Das ist das wichtigste was man beachten sollte.

Bitte haltet euch daran damit es für die Helfenden einfacher ist[/b]

----------

## ajordan

Weil es mir in den letzten Tag oefter aufgefallen ist, hier ein paar Anmerkungen fuer Antworten:

-es nuetzt sicherlich niemand zu wissen, das andere auch keine Antwort parat haben,

-der Hinweis, das ein Problem bei einem selbst nicht auftritt, ist ohne Beschreibung der Installationsparameter wenig hilfreich,

-je detaillierter ein Problem beschrieben wird, desto eher kann man sich ein Bild machen, schlieszlich verfuegt der Helfende ja nicht ueber die Moeglichkeit auf die andere Kiste zu gucken

Alex

----------

## swain

noch ein netter link zu dem thema fragen stellen...

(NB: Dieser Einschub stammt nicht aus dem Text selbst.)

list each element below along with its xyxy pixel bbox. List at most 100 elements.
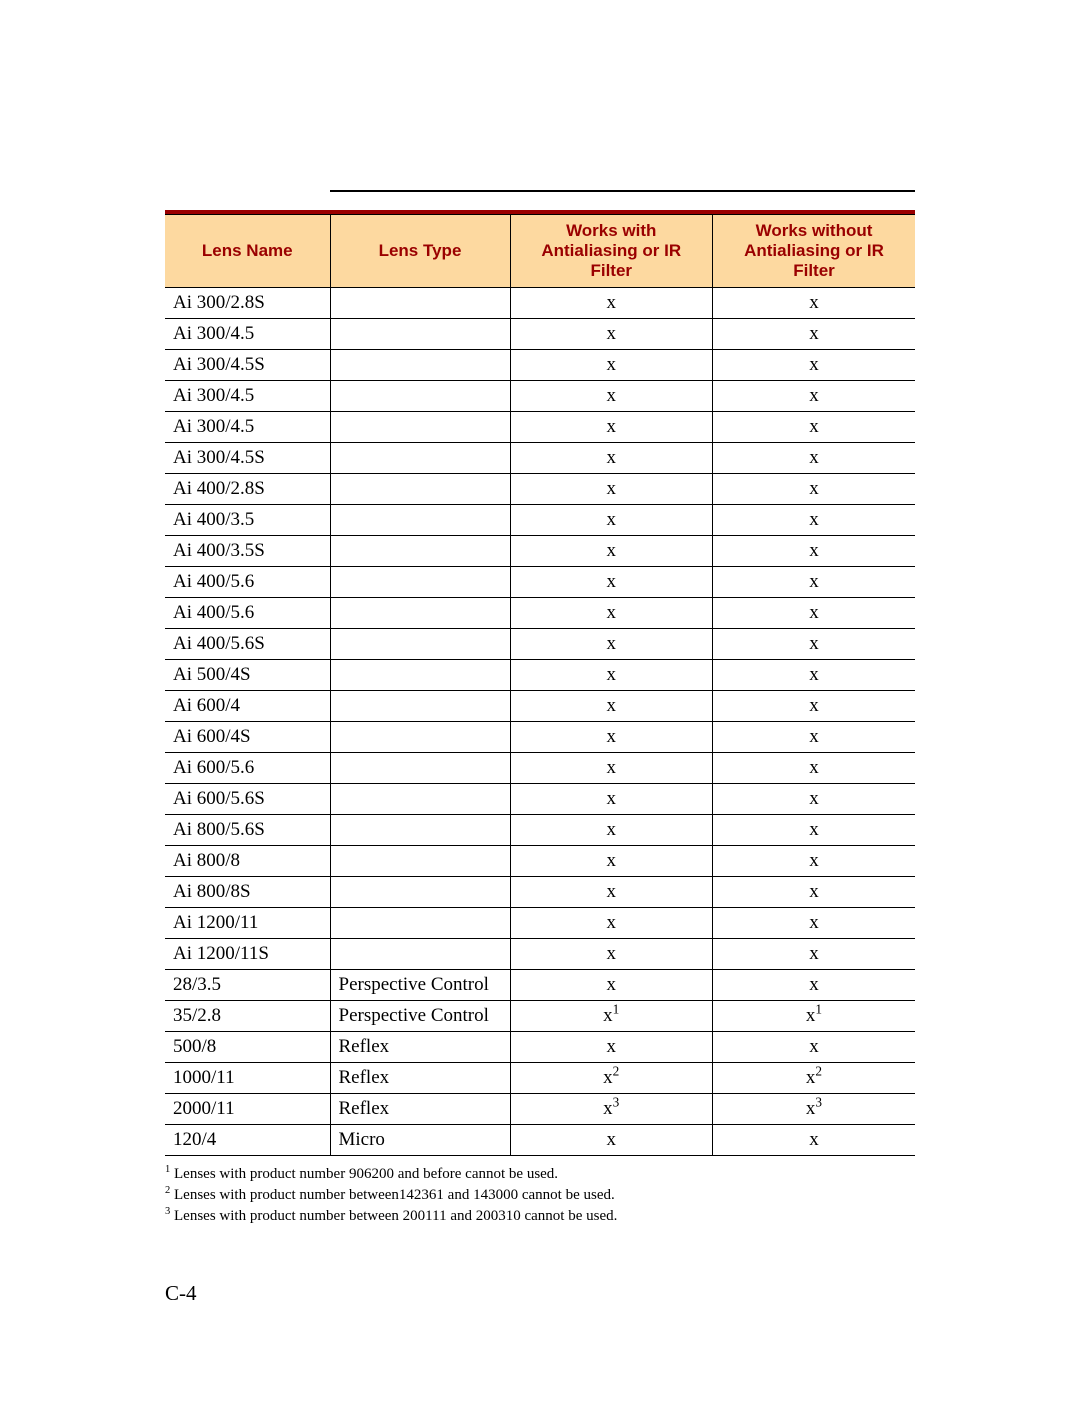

http://www.lugbz.org/documents/smart-questions_de.html

----------

## Sas

..und vielleicht erstmal die suchfunktion nutzen, bevor man ein bereits (mehrfach) gelöstes problem postet.

viele fragen treten eben immer wieder auf...

----------

## Beforegod

Für OffTopic Themen

Bitte kennzeichnet diese Themen folgendermaßen :

OT : Name des Titels

Eine Unterteilung des Forums kann noch etwas dauern, da die aktuelle phpBB Version dies noch nicht unterstützt.

[/b]

----------